For regulated medical devices, technical requirements submitted to or registered with the regulator may become highly probative in patent litigation. Where those requirements correspond to asserted patent claim limitations, they may serve as a powerful benchmark for infringement comparison.

2. The case has a quasi-standard-based character

This case should not be described as a conventional SEP dispute in the FRAND or telecommunications sense. However, it has a quasi-standard-based infringement feature: the accused medical device was required to comply with registered technical requirements, and those requirements corresponded to the patented method steps.

3. Method patents can be enforced against software-controlled hardware

The accused product was a lamp, but the infringement analysis focused on its operating mode, control logic, and output parameters. This is directly relevant to smart hardware, medical devices, AI-enabled equipment, and IoT products.
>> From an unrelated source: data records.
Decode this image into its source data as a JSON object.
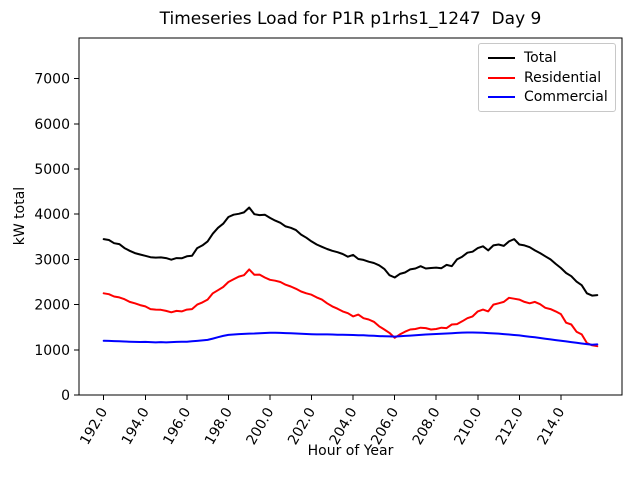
{
  "title": "Timeseries Load for P1R p1rhs1_1247  Day 9",
  "chart_data": {
    "type": "line",
    "title": "Timeseries Load for P1R p1rhs1_1247  Day 9",
    "xlabel": "Hour of Year",
    "ylabel": "kW total",
    "xlim": [
      190.81,
      216.94
    ],
    "ylim": [
      0,
      7900
    ],
    "grid": false,
    "legend_position": "upper right",
    "x_ticks": {
      "values": [
        192,
        194,
        196,
        198,
        200,
        202,
        204,
        206,
        208,
        210,
        212,
        214
      ],
      "labels": [
        "192.0",
        "194.0",
        "196.0",
        "198.0",
        "200.0",
        "202.0",
        "204.0",
        "206.0",
        "208.0",
        "210.0",
        "212.0",
        "214.0"
      ],
      "rotation_deg": 60
    },
    "y_ticks": {
      "values": [
        0,
        1000,
        2000,
        3000,
        4000,
        5000,
        6000,
        7000
      ],
      "labels": [
        "0",
        "1000",
        "2000",
        "3000",
        "4000",
        "5000",
        "6000",
        "7000"
      ]
    },
    "x": [
      192.0,
      192.25,
      192.5,
      192.75,
      193.0,
      193.25,
      193.5,
      193.75,
      194.0,
      194.25,
      194.5,
      194.75,
      195.0,
      195.25,
      195.5,
      195.75,
      196.0,
      196.25,
      196.5,
      196.75,
      197.0,
      197.25,
      197.5,
      197.75,
      198.0,
      198.25,
      198.5,
      198.75,
      199.0,
      199.25,
      199.5,
      199.75,
      200.0,
      200.25,
      200.5,
      200.75,
      201.0,
      201.25,
      201.5,
      201.75,
      202.0,
      202.25,
      202.5,
      202.75,
      203.0,
      203.25,
      203.5,
      203.75,
      204.0,
      204.25,
      204.5,
      204.75,
      205.0,
      205.25,
      205.5,
      205.75,
      206.0,
      206.25,
      206.5,
      206.75,
      207.0,
      207.25,
      207.5,
      207.75,
      208.0,
      208.25,
      208.5,
      208.75,
      209.0,
      209.25,
      209.5,
      209.75,
      210.0,
      210.25,
      210.5,
      210.75,
      211.0,
      211.25,
      211.5,
      211.75,
      212.0,
      212.25,
      212.5,
      212.75,
      213.0,
      213.25,
      213.5,
      213.75,
      214.0,
      214.25,
      214.5,
      214.75,
      215.0,
      215.25,
      215.5,
      215.75
    ],
    "series": [
      {
        "name": "Total",
        "color": "#000000",
        "values": [
          3450,
          3430,
          3360,
          3340,
          3250,
          3190,
          3140,
          3110,
          3080,
          3050,
          3040,
          3045,
          3030,
          2995,
          3030,
          3025,
          3070,
          3080,
          3250,
          3310,
          3400,
          3570,
          3700,
          3790,
          3940,
          3990,
          4010,
          4040,
          4150,
          4000,
          3980,
          3990,
          3920,
          3860,
          3810,
          3730,
          3700,
          3650,
          3550,
          3480,
          3400,
          3330,
          3280,
          3230,
          3190,
          3160,
          3120,
          3060,
          3100,
          3010,
          2990,
          2950,
          2920,
          2870,
          2790,
          2650,
          2600,
          2680,
          2710,
          2780,
          2800,
          2850,
          2800,
          2810,
          2820,
          2805,
          2880,
          2850,
          3000,
          3060,
          3150,
          3170,
          3250,
          3290,
          3200,
          3310,
          3330,
          3300,
          3400,
          3450,
          3330,
          3310,
          3270,
          3200,
          3140,
          3070,
          3000,
          2900,
          2810,
          2700,
          2630,
          2510,
          2430,
          2250,
          2200,
          2210
        ]
      },
      {
        "name": "Residential",
        "color": "#ff0000",
        "values": [
          2250,
          2230,
          2180,
          2160,
          2120,
          2060,
          2030,
          1990,
          1960,
          1900,
          1890,
          1885,
          1860,
          1830,
          1860,
          1850,
          1890,
          1900,
          2000,
          2050,
          2110,
          2250,
          2320,
          2390,
          2500,
          2560,
          2620,
          2650,
          2780,
          2660,
          2665,
          2600,
          2550,
          2530,
          2500,
          2440,
          2400,
          2350,
          2290,
          2250,
          2220,
          2160,
          2110,
          2030,
          1960,
          1910,
          1850,
          1810,
          1740,
          1780,
          1700,
          1670,
          1620,
          1520,
          1450,
          1375,
          1265,
          1340,
          1400,
          1450,
          1460,
          1490,
          1480,
          1450,
          1460,
          1490,
          1480,
          1560,
          1570,
          1630,
          1700,
          1740,
          1850,
          1890,
          1850,
          2000,
          2030,
          2060,
          2150,
          2130,
          2110,
          2060,
          2030,
          2060,
          2010,
          1930,
          1900,
          1850,
          1790,
          1600,
          1560,
          1400,
          1340,
          1150,
          1100,
          1080
        ]
      },
      {
        "name": "Commercial",
        "color": "#0000ff",
        "values": [
          1200,
          1198,
          1192,
          1190,
          1183,
          1180,
          1176,
          1172,
          1175,
          1170,
          1165,
          1170,
          1165,
          1170,
          1174,
          1178,
          1180,
          1188,
          1198,
          1208,
          1220,
          1248,
          1278,
          1308,
          1330,
          1338,
          1348,
          1353,
          1358,
          1362,
          1368,
          1372,
          1378,
          1378,
          1374,
          1370,
          1365,
          1360,
          1355,
          1350,
          1346,
          1342,
          1340,
          1340,
          1338,
          1335,
          1332,
          1330,
          1328,
          1324,
          1320,
          1315,
          1310,
          1304,
          1298,
          1296,
          1292,
          1298,
          1308,
          1314,
          1320,
          1330,
          1338,
          1344,
          1350,
          1356,
          1360,
          1368,
          1374,
          1380,
          1384,
          1384,
          1380,
          1376,
          1370,
          1364,
          1358,
          1348,
          1338,
          1328,
          1318,
          1304,
          1290,
          1276,
          1262,
          1246,
          1230,
          1215,
          1200,
          1185,
          1170,
          1155,
          1140,
          1126,
          1112,
          1120
        ]
      }
    ]
  }
}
4. Patent strategy and regulatory strategy may reinforce each other

Where a patented technical solution is reflected in clinical trials, product technical requirements, medical-device registration materials or inspection reports, those materials may later become important evidence in enforcement.

5. Remedies should match the claim type

The court’s remedy analysis highlights the need to distinguish between stopping use of a patented method and seeking remedies against the physical carrier of that method. For method patents, remedy requests should be carefully structured to avoid overreach.

Conclusion

The Guangzhou IP Court’s decision demonstrates how Chinese courts may link a patented software/control method to the operation of a regulated medical device. By obtaining and relying on the accused product’s registered medical-device technical requirements and inspection report, the court was able to conduct a concrete claim comparison based on regulatory technical documents.

For medical device companies and software-controlled hardware manufacturers, the case is a useful reminder that regulatory filings may play a role beyond market approval. In patent litigation, they may become central evidence of how the accused product operates and whether it implements patented technical steps.